Au festival d'Automne, le spectacle de Joris Lacoste

orchestre le brouaha de la génération YouTube.

On donnerait cher pour passer la journée à procrastiner, pardon faire des recherches en flânant sur le Web avec Joris

Lacoste. La Suite n°2 de son Encyclopédie de la parole, actuellement présentée au Festival d’Automne après un premier opus monté

en 2013, en poursuit la lancée. Si le premier volet s’intéressait en chœur à la «parole ordinaire», dixit Lacoste, le second y injecte

une dramaturgie: on assiste sur scène, coup sur coup, à une déclaration d’amour, aux vociférations d’un entraîneur de rugby, à

celles d’un trader de Wall Street ou aux bribes entendues dans un avion en plein crash. Le tout retranscrit texto dans une partition

pour cinq interprètes polyglottes face à leur pupitre, tous comédiens ou chorégraphes.

Le metteur en scène parisien, né en 1973, poursuit depuis une dizaine d’années une passionnante épopée du verbe qui

consiste à mettre en scène de manière incongrue et stimulante, comme c’est le cas ici, un commentaire de combat de boxe, le

discours d’un ministre sur la crise portugaise, un service client téléphonique ou encore l’orgasme de deux internautes par webcam

interposée. La matière de ce marathon virtuose du langage, que l’on suppose en partie glanée dans des vidéos YouTube, est d’abord

extraite puis recomposée, les textes produisant un mélange sonore hétéroclite à la fois juxtaposé, «monté», parfois superposé dans

une cacophonie dissonante. Bon nombre de ces sources sont classées sur le site de l’Encyclopédie, un projet d’archivage en cours

depuis huit ans.

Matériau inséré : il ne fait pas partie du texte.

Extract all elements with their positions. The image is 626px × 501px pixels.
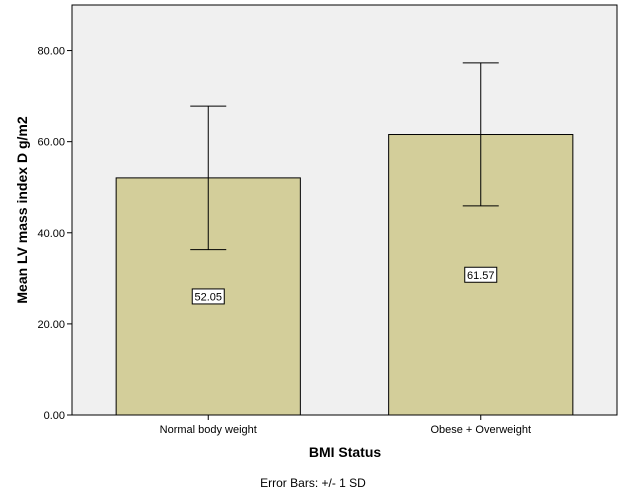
- x-axis-title: BMI Status: [309, 444, 382, 460]
- data-label-box: [464, 266, 498, 283]
- x-tick-label: Obese + Overweight: [430, 424, 531, 436]
- y-tick-label: 0.00: [44, 410, 65, 422]
- x-tick-label: Normal body weight: [160, 424, 257, 436]
- footnote: Error Bars: +/- 1 SD: [260, 476, 366, 490]
- y-axis-title: Mean LV mass index D g/m2: [14, 116, 30, 303]
- y-tick-label: 20.00: [37, 319, 65, 331]
- y-tick-label: 60.00: [37, 137, 65, 149]
- y-tick-label: 80.00: [37, 46, 65, 58]
- x-axis: Normal body weight Obese + Overweight: [160, 415, 531, 436]
- bars: 52.05 61.57: [115, 62, 574, 416]
- data-label: 52.05: [194, 291, 222, 303]
- y-tick-label: 40.00: [37, 228, 65, 240]
- data-label: 61.57: [467, 270, 495, 282]
- y-axis: 0.00 20.00 40.00 60.00 80.00: [37, 46, 72, 422]
- data-label-box: [191, 288, 225, 305]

Evoquant l’actualité, l’intime, nivelant l’épique et le futile, Joris Lacoste a conçu un spectacle qui s’adresse aussi

bien aux sémiologues qu’aux ados et qui relève autant d’un solide appareillage théorique que du bêtisier potache du Web. Bref, un

«portrait sonore de notre monde» à travers les modalités du discours ambiant.